🤖 AI Summary
This work addresses real-time, map-free self-localization on planar graphs (e.g., indoor floorplans) without retraining or large-scale image databases. The proposed data-driven, lightweight method operates solely on a generic monocular depth estimator and the floorplan. Its core contributions are: (1) a novel ray-based observation model that fuses single- and multi-view depth predictions, eliminating reliance on image upright orientation; and (2) a temporal-aware recursive Bayesian filtering module for efficient observation fusion and state update. The approach runs in real time on consumer-grade hardware. Evaluated on standard benchmarks, it significantly outperforms state-of-the-art methods [20, 28] in localization accuracy and robustness—especially under viewpoint and lighting variations—while requiring minimal deployment overhead and no domain-specific training.
📝 Abstract
In this paper we propose an efficient data-driven solution to self-localization within a floorplan.

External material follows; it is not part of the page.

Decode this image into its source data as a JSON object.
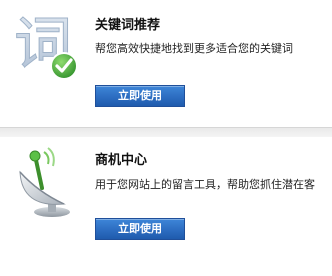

Floorplan data is readily available, long-term persistent and inherently robust to changes in the visual appearance. Our method does not require retraining per map and location or demand a large database of images of the area of interest. We propose a novel probabilistic model consisting of an observation and a novel temporal filtering module. Operating internally with an efficient ray-based representation, the observation module consists of a single and a multiview module to predict horizontal depth from images and fuses their results to benefit from advantages offered by either methodology. Our method operates on conventional consumer hardware and overcomes a common limitation of competing methods [16], [17], [20], [28] that often demand upright images. Our full system meets real-time requirements, while outperforming the state-of-the-art [20], [28] by a significant margin.